Cash Flow statement
What is a cash flow statement?
A cash flow statement is an important tool used to manage finances by tracking the cash flow for an organizations. This statement is one of the three key reports (with the income statement and the balance sheet) that help in determining a company’s performance. It is usually helpful for making cash forecast to enable short term planning.
The cash flow statement shows the source of cash and helps you monitor incoming and outgoing money. Incoming cash for a business comes from operating activities, investing activities and financial activities. The statement also informs about cash outflows, expenses paid for business activities and investment at a given point in time. The information that you get from the cash flow statement is beneficial for the management to take informed decisions for regulating business operations.

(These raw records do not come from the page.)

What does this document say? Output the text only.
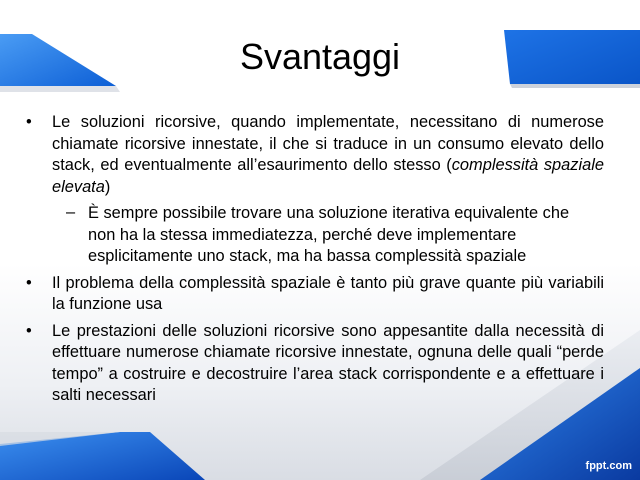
Svantaggi
• Le soluzioni ricorsive, quando implementate, necessitano di numerose chiamate ricorsive innestate, il che si traduce in un consumo elevato dello stack, ed eventualmente all’esaurimento dello stesso (complessità spaziale elevata)
– È sempre possibile trovare una soluzione iterativa equivalente che non ha la stessa immediatezza, perché deve implementare esplicitamente uno stack, ma ha bassa complessità spaziale
• Il problema della complessità spaziale è tanto più grave quante più variabili la funzione usa
• Le prestazioni delle soluzioni ricorsive sono appesantite dalla necessità di effettuare numerose chiamate ricorsive innestate, ognuna delle quali “perde tempo” a costruire e decostruire l’area stack corrispondente e a effettuare i salti necessari
fppt.com
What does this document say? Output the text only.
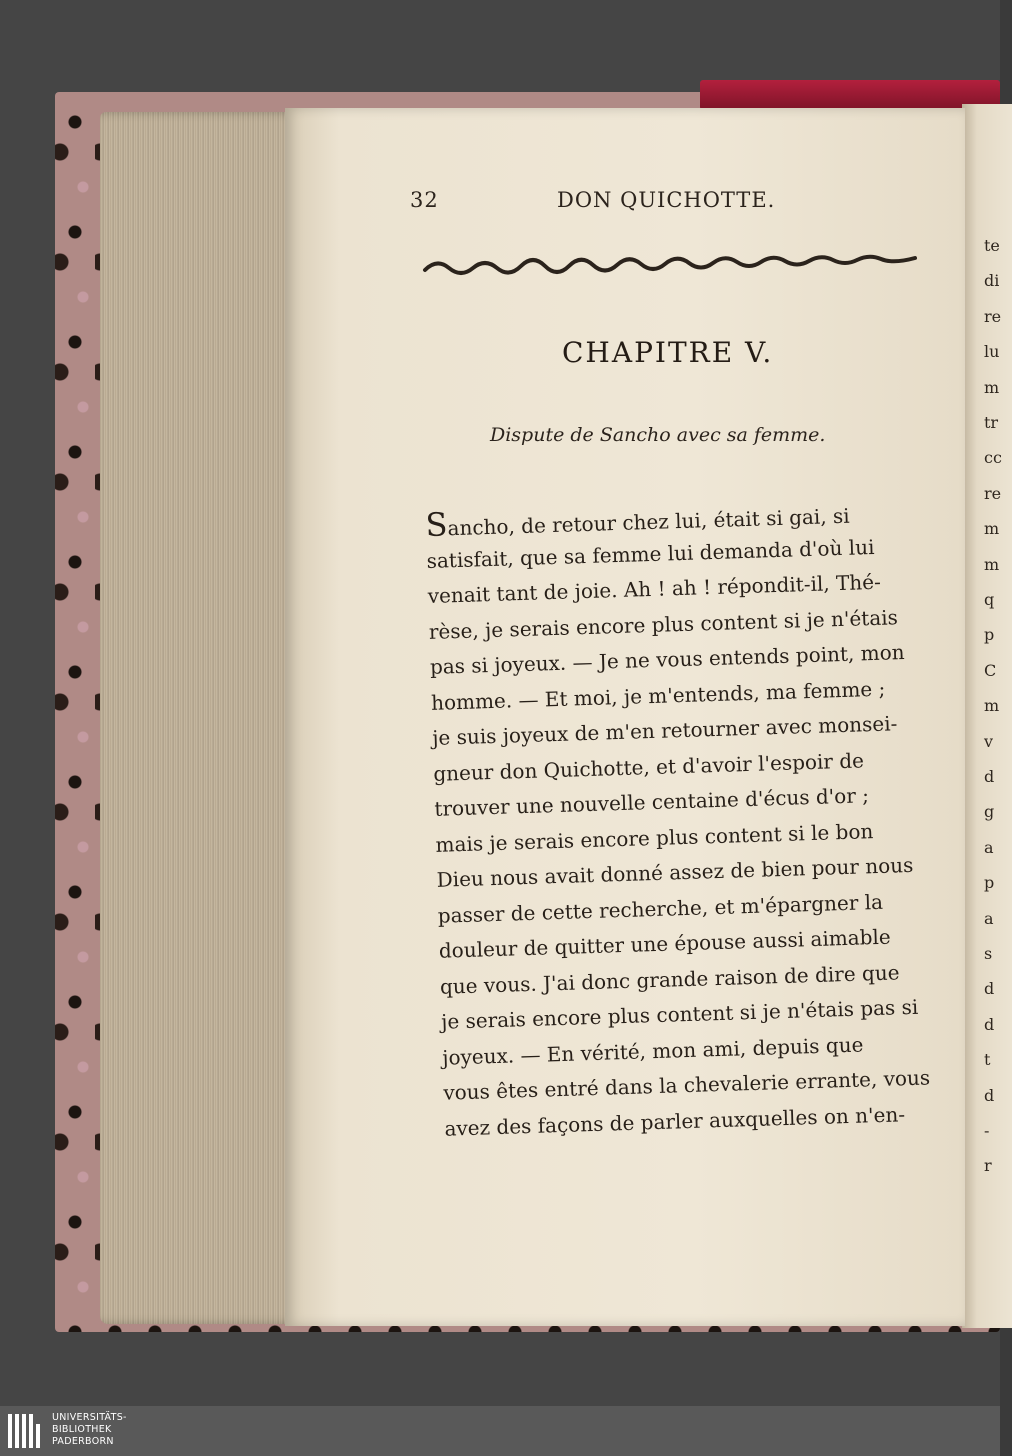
te
di
re
lu
m
tr
cc
re
m
m
q
p
C
m
v
d
g
a
p
a
s
d
d
t
d
-
r
32	DON QUICHOTTE.
CHAPITRE V.
Dispute de Sancho avec sa femme.
Sancho, de retour chez lui, était si gai, si
satisfait, que sa femme lui demanda d'où lui
venait tant de joie. Ah ! ah ! répondit-il, Thé-
rèse, je serais encore plus content si je n'étais
pas si joyeux. — Je ne vous entends point, mon
homme. — Et moi, je m'entends, ma femme ;
je suis joyeux de m'en retourner avec monsei-
gneur don Quichotte, et d'avoir l'espoir de
trouver une nouvelle centaine d'écus d'or ;
mais je serais encore plus content si le bon
Dieu nous avait donné assez de bien pour nous
passer de cette recherche, et m'épargner la
douleur de quitter une épouse aussi aimable
que vous. J'ai donc grande raison de dire que
je serais encore plus content si je n'étais pas si
joyeux. — En vérité, mon ami, depuis que
vous êtes entré dans la chevalerie errante, vous
avez des façons de parler auxquelles on n'en-
UNIVERSITÄTS-
BIBLIOTHEK
PADERBORN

Companies generally aim for a positive cash flow for their business operations without which the company may have to borrow money to keep the business going.
Importance of a cash flow statement
For a business to be successful, it should always have sufficient cash. This enables it to pay back bank loans, buy commodities, or invest to get profitable returns. A business is declared bankrupt if it doesn’t have enough cash to pay its debts. Here are some of the benefits of a cash flow statement:
Gives details about spending: A cash flow statement gives a clear understanding of the principal payments that the company makes to its creditors. It also shows transactions which are recorded in cash and not reflected in the other financial statements. These include purchases of items for inventory, extending credit to customers, and buying capital equipment.
Helps maintain optimum cash balance: A cash flow statement helps in maintaining the optimum level of cash on hand. It is important for the company to determine if too much of its cash is lying idle, or if there’s a shortage or excess of funds. If there is excess cash lying idle, then the business can use it to invest in shares or buy inventory. If there is a shortage of funds, the company can look for sources from where they can borrow funds to keep the business going.
Helps you focus on generating cash: Profit plays a key role in the growth of a company by generating cash. But there are several other ways to generate cash. For instance, when a company finds a way to pay less for equipment, it is actually generating cash. Every time it collects receivables from its customers quicker than usual, it is gaining cash.
Useful for short-term planning: A cash flow statement is an important tool for controlling cash flow. A successful business must always have sufficient liquid cash to fulfill short-term obligations like upcoming payments. A financial manager can analyze incoming and outgoing cash from past transactions to make crucial decisions. Some situations where decisions have to be made based on the cash flow include foreseeing cash deficit to pay off debts or establishing a base to request for credit from banks.